Dopo l’ascolto nella scorsa domenica delle parabole sulla misericordia, inizia oggi, XXV domenica del tempo ordinario, la lettura del capitolo 16 del Vangelo di Luca che è tutto incentrato sull’uso cristiano della ricchezza.

 La parabola di oggi, dell’amministratore disonesto, ci fa nascere spontanea la domanda sulla giustezza o meno della disonestà di quest’uomo.

Ma leggendo con attenzione ci rendiamo conto che Gesù non ne loda la disonestà, ma l’astuzia.

Gesù prende ad esempio quest’uomo per farci cogliere la sua furbizia; questi, avvertendo la gravità della sua situazione, anziché piangersi addosso o fuggire dalla realtà, la accetta e, facendo i conti con i propri limiti, cerca subito una soluzione, prendendo delle decisioni che gli possono assicurare il futuro.

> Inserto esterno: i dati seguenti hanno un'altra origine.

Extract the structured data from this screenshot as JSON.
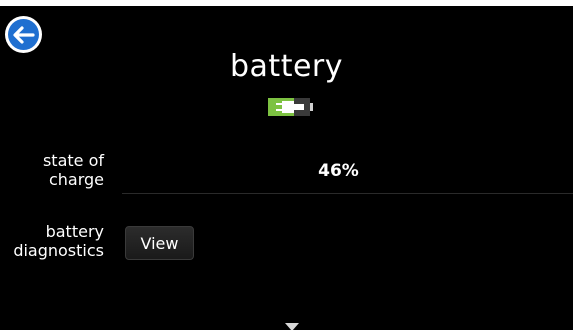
{
  "header": {
    "title": "battery",
    "back_icon": "back-arrow-icon",
    "battery_icon": "battery-plug-icon"
  },
  "rows": [
    {
      "label_line1": "state of",
      "label_line2": "charge",
      "value": "46%"
    },
    {
      "label_line1": "battery",
      "label_line2": "diagnostics",
      "button_label": "View"
    }
  ],
  "footer": {
    "scroll_icon": "scroll-down-icon"
  },
  "colors": {
    "background": "#000000",
    "back_button": "#1f6fd0",
    "battery_green": "#7dc242",
    "text": "#ffffff"
  },
  "battery": {
    "charge_percent": 46
  }
}
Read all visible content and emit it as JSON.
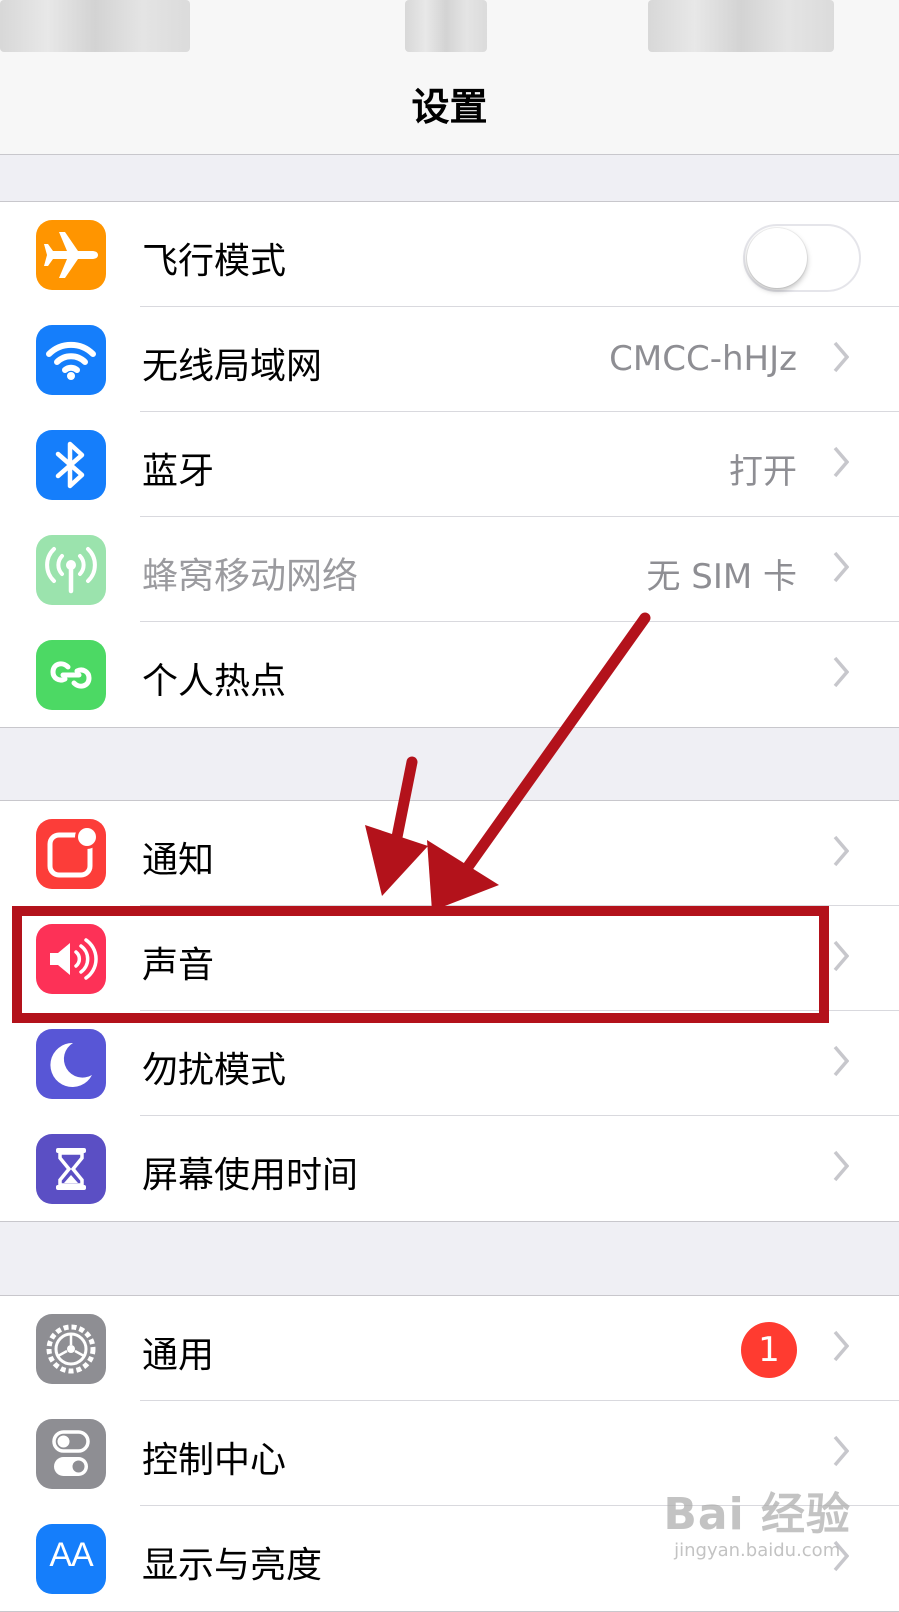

Ha usato la ricchezza che il padrone gli ha affidata per farsi degli amici.

Il padrone, che è certamente Dio, non loda affatto l’inganno, ma l’astuzia in cui “i figli di questo mondo” sono più abili dei cristiani.

L’insegnamento di Gesù è molto chiaro: i beni sono un ostacolo insuperabile per il Regno; i ricchi, che non investono i loro beni per il Bene, non entreranno nel Regno dei cieli.

Il denaro, la ricchezza, ritenuto così pericoloso, può essere però convertito. Può diventare un tesoro per il Regno se è investito per la carità verso i fratelli.

Nella liturgia di oggi il Signore ci invita ad un discernimento di ciò che è essenziale veramente per la nostra vita in modo da separarci da ciò che ci allontana da Lui; tutto ciò che abbiamo viene da Lui ed è dono Suo.

Chiediamo al Signore di insegnarci a custodire i beni che ci ha affidato e a non sperperarli; la fedeltà a Lui e al Suo amore ci faccia custodi creativi, attenti e premurosi che sappiano mettere al centro delle proprie scelte l’altro e non noi stessi.